Further north in Seattle, Lake Union Properties converted the early 20th century-era Eitel Building—sitting at the corner of Second Ave. and Pike St. within the Central Business District—into a boutique 7-story hotel property, which officially opened earlier this Spring. The design team involved with the Eitel Building transformation had to stay respectful of the property’s history, given its prominent location near the iconic Pike Place Market—upgrades to the exterior of the property had to adhere to guidance provided by the Seattle Landmarks and Preservation Board and included refinishing the brick façade, re-construction of the original street-level storefronts and the addition of an entry canopy. 

Downtown Seattle, in particular, continues to be a hotspot for developers looking to adaptively reposition existing historic buildings as hotel properties. The Hahn Buiding right across from Pike Place Market, which has been standing since the market’s founding in 1907, will be demolished to make way for property owner Stellar Holdings’ 14-story commercial property, which will include a 154-key hotel and commercial space. In late June 2019, the design team—which includes Seattle-based Ankrom Moisan, Graham Baba Architects and HEWITT’s Landscape architecture team—was given the green light to proceed, with conditions, with its plans the project at a Design Review meeting. 

The recent approval marked the latest chapter for the site at 103 Pike Street: the City has twice rejected landmark nominations submitted by the Seattle community, first in 1999 and again in 2014, stating that the building lacked significant associations, architectural characteristics and the prominence necessary to earn landmark status. At the most recent meeting, community members expressed their concerns about how the project team had taken steps to ensure that the new development would fit into the surrounding historical context of Seattle’s ever-evolving Central Business District. 

On July 23rd, developer Pacific Eagle, along with Ankrom Moisan Architects and Berger Partnership, received approval at an Early Design Guidance meeting for a new mixed-use, 42-story tower at 1932 2nd Ave., which will include a ten-story hotel with 240 keys. Similarly to other the design team will have to give special consideration to the historic features of the site. 
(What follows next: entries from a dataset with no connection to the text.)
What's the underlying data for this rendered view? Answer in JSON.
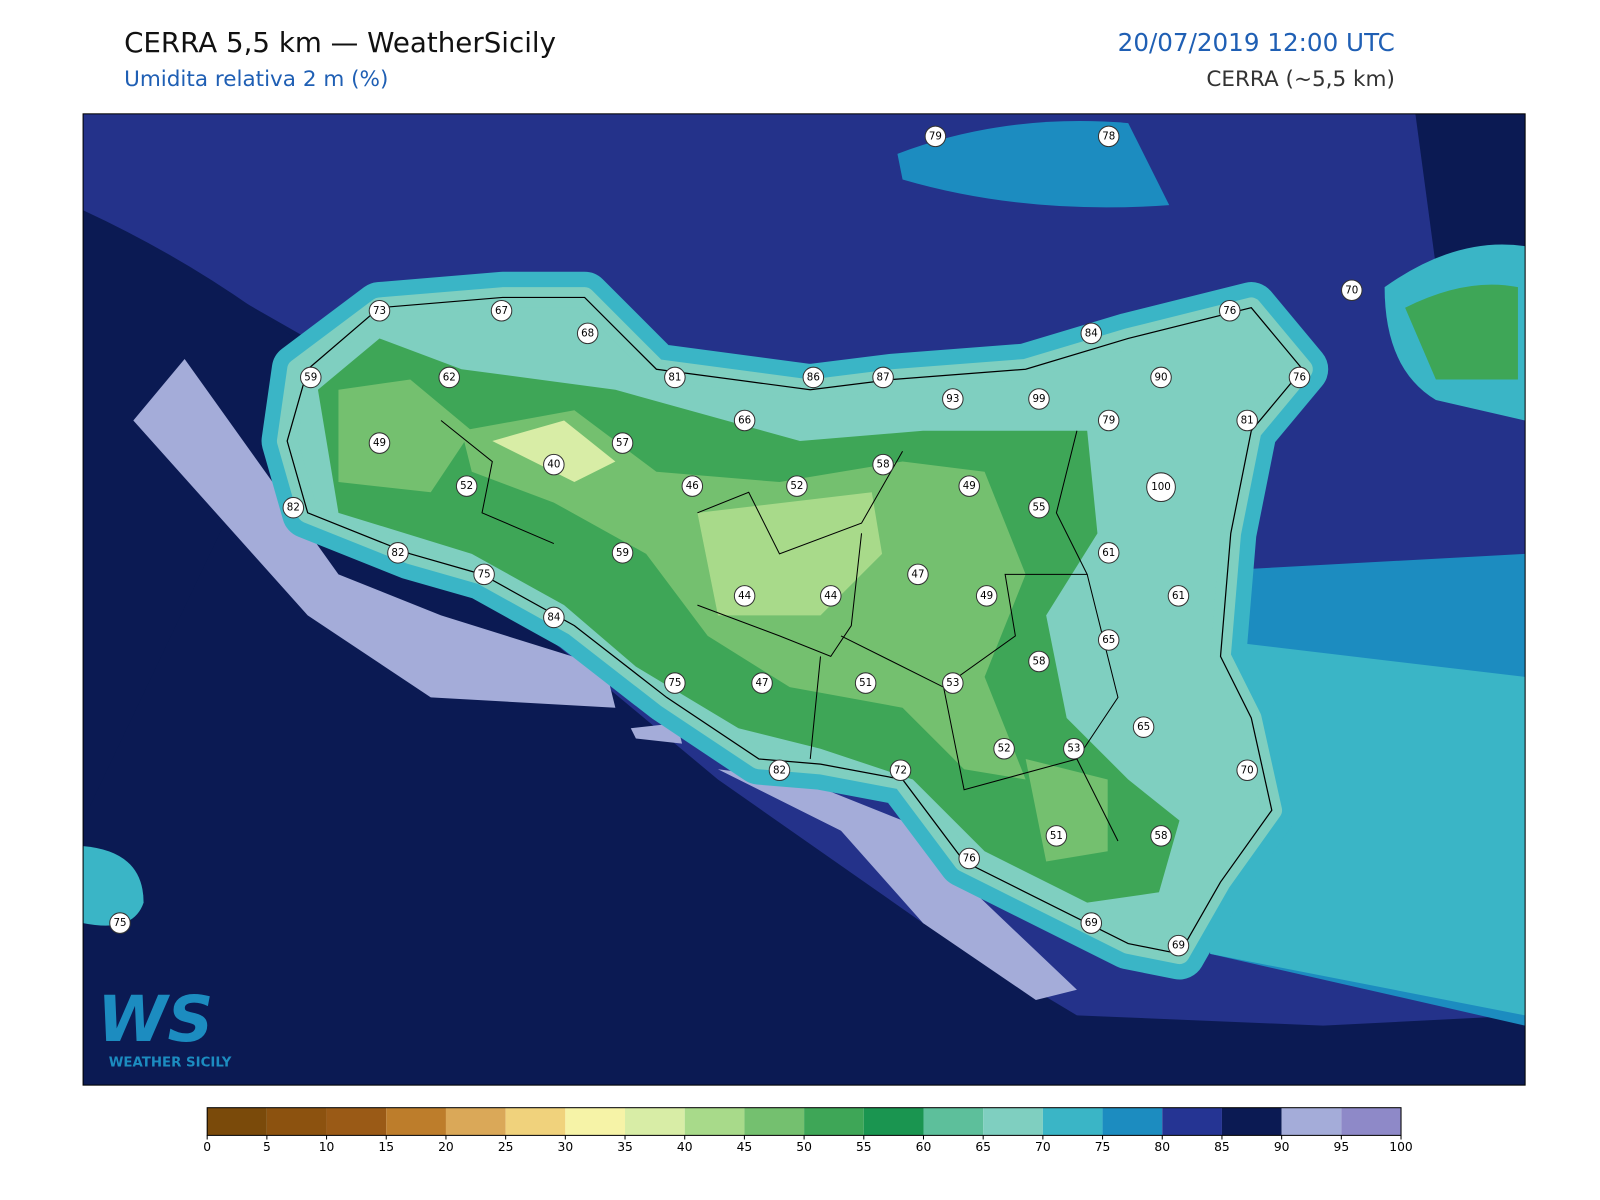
{
  "header": {
    "title": "CERRA 5,5 km — WeatherSicily",
    "subtitle": "Umidita relativa 2 m (%)",
    "datetime": "20/07/2019 12:00 UTC",
    "model": "CERRA (~5,5 km)"
  },
  "stations": [
    79,
    78,
    73,
    67,
    68,
    70,
    76,
    84,
    59,
    62,
    81,
    86,
    87,
    90,
    76,
    93,
    99,
    66,
    79,
    81,
    49,
    57,
    40,
    58,
    100,
    52,
    46,
    52,
    49,
    55,
    82,
    82,
    59,
    61,
    75,
    47,
    44,
    44,
    49,
    61,
    84,
    65,
    58,
    75,
    47,
    51,
    53,
    65,
    52,
    53,
    70,
    82,
    72,
    51,
    58,
    76,
    69,
    69,
    75
  ],
  "colorbar": {
    "ticks": [
      0,
      5,
      10,
      15,
      20,
      25,
      30,
      35,
      40,
      45,
      50,
      55,
      60,
      65,
      70,
      75,
      80,
      85,
      90,
      95,
      100
    ],
    "colors": [
      "#7a4a0a",
      "#8c520f",
      "#9a5a16",
      "#bd7d2b",
      "#daa858",
      "#f0d27c",
      "#f6f3a7",
      "#d8eda6",
      "#a8da8a",
      "#74c06f",
      "#3ea657",
      "#1a9550",
      "#5dbf9b",
      "#7fcfc0",
      "#3ab5c6",
      "#1c8cc0",
      "#253493",
      "#0b1a53",
      "#a4acd9",
      "#8e89c8"
    ]
  },
  "logo": {
    "mark": "WS",
    "text": "WEATHER SICILY"
  }
}
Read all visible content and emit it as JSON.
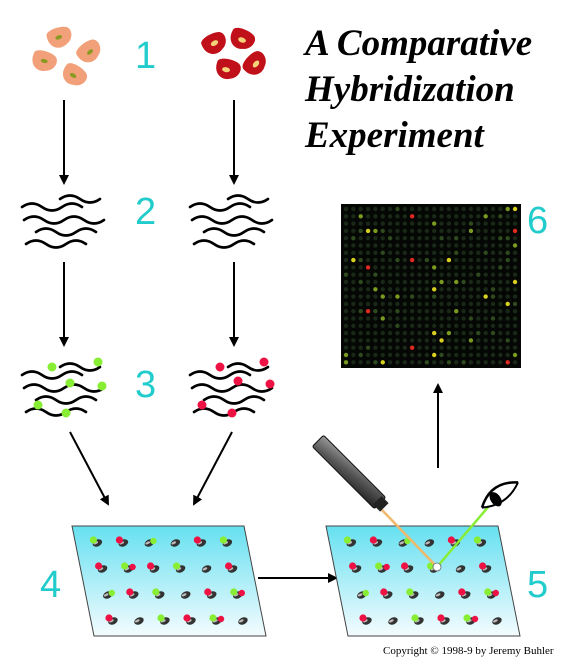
{
  "title": {
    "line1": "A Comparative",
    "line2": "Hybridization",
    "line3": "Experiment"
  },
  "steps": [
    "1",
    "2",
    "3",
    "4",
    "5",
    "6"
  ],
  "copyright": "Copyright © 1998-9 by Jeremy Buhler",
  "colors": {
    "step_number": "#22cccc",
    "sample_a_cell": "#f2a07a",
    "sample_b_cell": "#c0101a",
    "cell_nucleus": "#8a9a20",
    "green_label": "#88ee33",
    "red_label": "#ee1144",
    "slide_top": "#66e0f0",
    "slide_bottom": "#f4fcff",
    "scanner_beam": "#f0b86a",
    "emission_beam": "#88ee33"
  },
  "icons": [
    "cell-icon",
    "dna-strand-icon",
    "labeled-dna-icon",
    "microarray-slide-icon",
    "laser-icon",
    "eye-icon",
    "scan-image-icon"
  ]
}
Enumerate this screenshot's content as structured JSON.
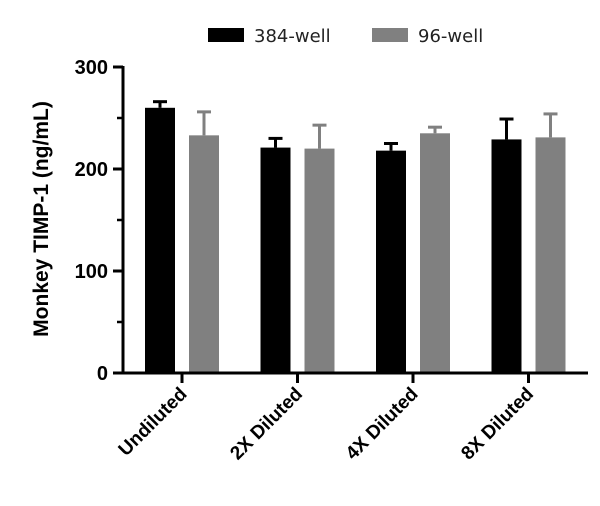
{
  "chart_data": {
    "type": "bar",
    "title": "",
    "xlabel": "",
    "ylabel": "Monkey TIMP-1 (ng/mL)",
    "ylim": [
      0,
      300
    ],
    "yticks": [
      0,
      100,
      200,
      300
    ],
    "categories": [
      "Undiluted",
      "2X Diluted",
      "4X Diluted",
      "8X Diluted"
    ],
    "series": [
      {
        "name": "384-well",
        "color": "#000000",
        "values": [
          260,
          221,
          218,
          229
        ],
        "errors": [
          6,
          9,
          7,
          20
        ]
      },
      {
        "name": "96-well",
        "color": "#808080",
        "values": [
          233,
          220,
          235,
          231
        ],
        "errors": [
          23,
          23,
          6,
          23
        ]
      }
    ],
    "legend": "top"
  }
}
Seattle, Ankrom Moisan Architects, Pacific Eagle, Early Design Guidance, Landmark Preservation Board, Red Lion Inn & Suites
Rendering courtesy of Ankrom Moisan Architects.
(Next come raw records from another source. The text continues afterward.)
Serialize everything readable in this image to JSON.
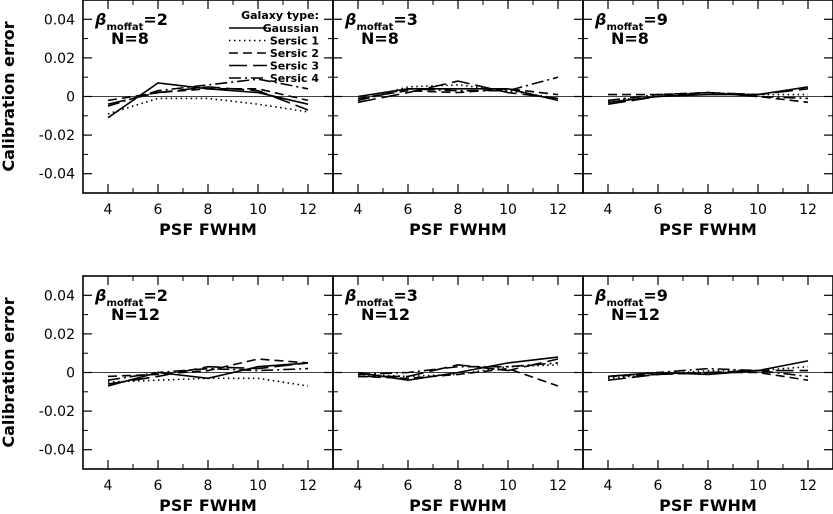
{
  "legend": {
    "title": "Galaxy type:",
    "entries": [
      {
        "name": "Gaussian",
        "dash": "solid"
      },
      {
        "name": "Sersic 1",
        "dash": "dotted"
      },
      {
        "name": "Sersic 2",
        "dash": "dashed"
      },
      {
        "name": "Sersic 3",
        "dash": "longdash"
      },
      {
        "name": "Sersic 4",
        "dash": "dashdot"
      }
    ]
  },
  "chart_data": {
    "type": "line",
    "layout": "2x3 grid of panels",
    "xlabel": "PSF FWHM",
    "ylabel": "Calibration error",
    "xlim": [
      3,
      13
    ],
    "ylim": [
      -0.05,
      0.05
    ],
    "xticks": [
      "4",
      "6",
      "8",
      "10",
      "12"
    ],
    "yticks": [
      "-0.04",
      "-0.02",
      "0",
      "0.02",
      "0.04"
    ],
    "x": [
      4,
      6,
      8,
      10,
      12
    ],
    "zero_line": true,
    "panels": [
      {
        "beta": "2",
        "N": "N=8",
        "series": [
          {
            "name": "Gaussian",
            "values": [
              -0.011,
              0.007,
              0.004,
              0.002,
              -0.004
            ]
          },
          {
            "name": "Sersic 1",
            "values": [
              -0.009,
              -0.001,
              -0.001,
              -0.004,
              -0.008
            ]
          },
          {
            "name": "Sersic 2",
            "values": [
              -0.002,
              0.002,
              0.004,
              0.004,
              -0.002
            ]
          },
          {
            "name": "Sersic 3",
            "values": [
              -0.004,
              0.002,
              0.005,
              0.003,
              -0.007
            ]
          },
          {
            "name": "Sersic 4",
            "values": [
              -0.005,
              0.003,
              0.006,
              0.009,
              0.004
            ]
          }
        ]
      },
      {
        "beta": "3",
        "N": "N=8",
        "series": [
          {
            "name": "Gaussian",
            "values": [
              0.0,
              0.004,
              0.004,
              0.004,
              -0.002
            ]
          },
          {
            "name": "Sersic 1",
            "values": [
              -0.002,
              0.005,
              0.006,
              0.003,
              -0.001
            ]
          },
          {
            "name": "Sersic 2",
            "values": [
              -0.001,
              0.003,
              0.002,
              0.004,
              0.001
            ]
          },
          {
            "name": "Sersic 3",
            "values": [
              -0.003,
              0.002,
              0.008,
              0.002,
              -0.001
            ]
          },
          {
            "name": "Sersic 4",
            "values": [
              -0.002,
              0.004,
              0.003,
              0.003,
              0.01
            ]
          }
        ]
      },
      {
        "beta": "9",
        "N": "N=8",
        "series": [
          {
            "name": "Gaussian",
            "values": [
              -0.003,
              0.0,
              0.001,
              0.001,
              0.005
            ]
          },
          {
            "name": "Sersic 1",
            "values": [
              -0.002,
              0.0,
              0.002,
              0.001,
              0.001
            ]
          },
          {
            "name": "Sersic 2",
            "values": [
              0.001,
              0.001,
              0.002,
              0.0,
              -0.003
            ]
          },
          {
            "name": "Sersic 3",
            "values": [
              -0.004,
              0.0,
              0.002,
              0.001,
              0.004
            ]
          },
          {
            "name": "Sersic 4",
            "values": [
              -0.002,
              0.001,
              0.002,
              0.0,
              -0.001
            ]
          }
        ]
      },
      {
        "beta": "2",
        "N": "N=12",
        "series": [
          {
            "name": "Gaussian",
            "values": [
              -0.007,
              0.0,
              -0.003,
              0.003,
              0.005
            ]
          },
          {
            "name": "Sersic 1",
            "values": [
              -0.005,
              -0.004,
              -0.003,
              -0.003,
              -0.007
            ]
          },
          {
            "name": "Sersic 2",
            "values": [
              -0.002,
              -0.001,
              0.001,
              0.007,
              0.005
            ]
          },
          {
            "name": "Sersic 3",
            "values": [
              -0.006,
              -0.002,
              0.003,
              0.002,
              0.005
            ]
          },
          {
            "name": "Sersic 4",
            "values": [
              -0.004,
              0.0,
              0.002,
              0.001,
              0.002
            ]
          }
        ]
      },
      {
        "beta": "3",
        "N": "N=12",
        "series": [
          {
            "name": "Gaussian",
            "values": [
              0.0,
              -0.004,
              0.0,
              0.005,
              0.008
            ]
          },
          {
            "name": "Sersic 1",
            "values": [
              -0.001,
              -0.002,
              -0.001,
              0.003,
              0.004
            ]
          },
          {
            "name": "Sersic 2",
            "values": [
              -0.002,
              -0.003,
              -0.001,
              0.002,
              -0.007
            ]
          },
          {
            "name": "Sersic 3",
            "values": [
              -0.002,
              -0.002,
              0.004,
              0.001,
              0.007
            ]
          },
          {
            "name": "Sersic 4",
            "values": [
              -0.001,
              0.0,
              0.003,
              0.003,
              0.005
            ]
          }
        ]
      },
      {
        "beta": "9",
        "N": "N=12",
        "series": [
          {
            "name": "Gaussian",
            "values": [
              -0.002,
              0.0,
              -0.001,
              0.001,
              0.006
            ]
          },
          {
            "name": "Sersic 1",
            "values": [
              -0.003,
              -0.001,
              0.001,
              0.001,
              0.003
            ]
          },
          {
            "name": "Sersic 2",
            "values": [
              -0.002,
              -0.001,
              0.0,
              0.0,
              -0.004
            ]
          },
          {
            "name": "Sersic 3",
            "values": [
              -0.004,
              -0.001,
              0.0,
              0.001,
              0.001
            ]
          },
          {
            "name": "Sersic 4",
            "values": [
              -0.002,
              0.0,
              0.002,
              0.001,
              -0.002
            ]
          }
        ]
      }
    ]
  }
}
The property is currently home to the Terminal Sales Annex building, a designated Seattle landmark and whose façade and structure will be incorporated into the new development. The tower will rise upward from the Terminal Sales Annex in a series of steps, creating a telescoping massing. Each tier of the telescoping form will wrap around the building, while the final and tallest tiers will be located to the north.

“We have been working closely with the landmarks preservation board for this project and to incorporate into this landmark structure,” explained Ankrom Moisan’s Jennifer Sobieraj Sanin at the EDG meeting. “One thing that is really important is the volumetric expression of the Terminal Sales Annex all the way through the site.”